We worked fast now. The fear of spirits was replaced by the anger of discovery.
I stripped the diodes.
Collins cut the copper wire.
We scavenged a terminal block.
We took the heavy battery cables.
We left the carcass.
We crept back to the truck.
We were back in the Community Hall.
We couldn't sleep.
We had the parts. Now we had to build the Frankenstein.
We set up a workbench on the floor.
I laid out the scavenged diodes.
I drew the schematic in the dust.
Plan:
* Connect the two 12V batteries in Series. (Output: 24V).
* Run the 24V through the 100m of thin cable to the remote site.
* At the Community Hall end (the load), build a Voltage Divider using the resistors and the diodes to step it back down to roughly 13-14V for the inverter.
"It's dirty," I muttered, twisting the thick copper wires together. "It's inefficient. We will burn power as heat in the resistors."
"Will it light the bulbs?" Tashi asked.
"Yes. But the resistors will get hot. Dangerous hot."
"We mount them on a heatsink," Tashi said. "Use a piece of the aluminum rail."
We worked through the night.
Soldering with the battery-powered iron.
Crimping with the expensive tool we bought at Bernabé.

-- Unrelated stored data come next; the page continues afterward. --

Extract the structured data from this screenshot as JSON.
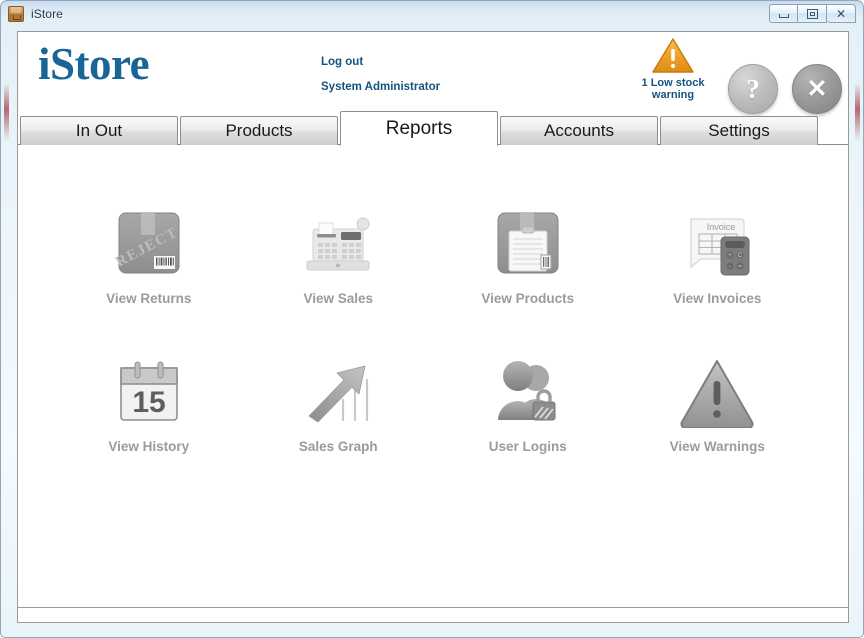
{
  "window": {
    "title": "iStore",
    "app_icon": "box-icon",
    "controls": [
      {
        "name": "minimize",
        "icon": "minimize-icon"
      },
      {
        "name": "maximize",
        "icon": "maximize-icon"
      },
      {
        "name": "close",
        "icon": "close-icon",
        "glyph": "✕"
      }
    ]
  },
  "header": {
    "brand": "iStore",
    "brand_color": "#1a6597",
    "logout_label": "Log out",
    "user_name": "System Administrator",
    "link_color": "#15537f",
    "warning": {
      "icon": "warning-triangle-icon",
      "label": "1 Low stock warning",
      "count": 1,
      "color": "#f0a32e"
    },
    "help_button": {
      "icon": "question-mark-icon",
      "glyph": "?"
    },
    "close_button": {
      "icon": "close-x-icon",
      "glyph": "✕"
    }
  },
  "tabs": [
    {
      "label": "In Out",
      "active": false
    },
    {
      "label": "Products",
      "active": false
    },
    {
      "label": "Reports",
      "active": true
    },
    {
      "label": "Accounts",
      "active": false
    },
    {
      "label": "Settings",
      "active": false
    }
  ],
  "reports": [
    {
      "label": "View Returns",
      "icon": "reject-box-icon"
    },
    {
      "label": "View Sales",
      "icon": "cash-register-icon"
    },
    {
      "label": "View Products",
      "icon": "clipboard-box-icon"
    },
    {
      "label": "View Invoices",
      "icon": "invoice-calculator-icon"
    },
    {
      "label": "View History",
      "icon": "calendar-icon",
      "calendar_day": "15"
    },
    {
      "label": "Sales Graph",
      "icon": "growth-arrow-icon"
    },
    {
      "label": "User Logins",
      "icon": "users-lock-icon"
    },
    {
      "label": "View Warnings",
      "icon": "warning-triangle-gray-icon"
    }
  ],
  "icon_art": {
    "reject_stamp_text": "REJECT",
    "invoice_caption": "Invoice"
  }
}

By 4:00 AM, the device was ready.
It looked ugly. A cluster of green diodes and white ceramic blocks bolted to a scrap of aluminum.
But it was a regulator.
"We have the voltage solution," I said, rubbing my eyes. "But we have a bigger problem."
"The saboteur," Lucas said. He was cleaning his knife, watching the door.
"If the Fon finds out we opened the generator..." Collins said.
"He won't," Tashi said. "But someone in this village knows why that generator died. And when they see our lights turn on... they will come."
"Let them come," Lucas said. "I am bored."
"No violence," Tashi said. "We are here to win hearts, not break heads."
"We didn't win the generator's heart," I said, looking at the scavenged parts. "We cut it out."
"It was an autopsy," Tashi said grimly. "Now we know the cause of death. Asphyxiation."
He stood up.
"Sleep. For two hours. At dawn, we carry the panels to the hill. We run the cable. And we pray the sun is strong enough to fight the resistance."
I lay down on the hard floor.
I thought about the rag in the intake.
It was a simple, brutal way to kill a complex machine.
Technology is fragile. A million francs of engineering can be defeated by a dirty rag worth zero.
Gemini pinged softly in my head.
< Analysis: Adversarial Environment Confirmed. >
< Recommendation: Watch the intake. >
I closed my eyes.
The Green Wall wasn't just trees. It was people.
And people cast the longest shadows.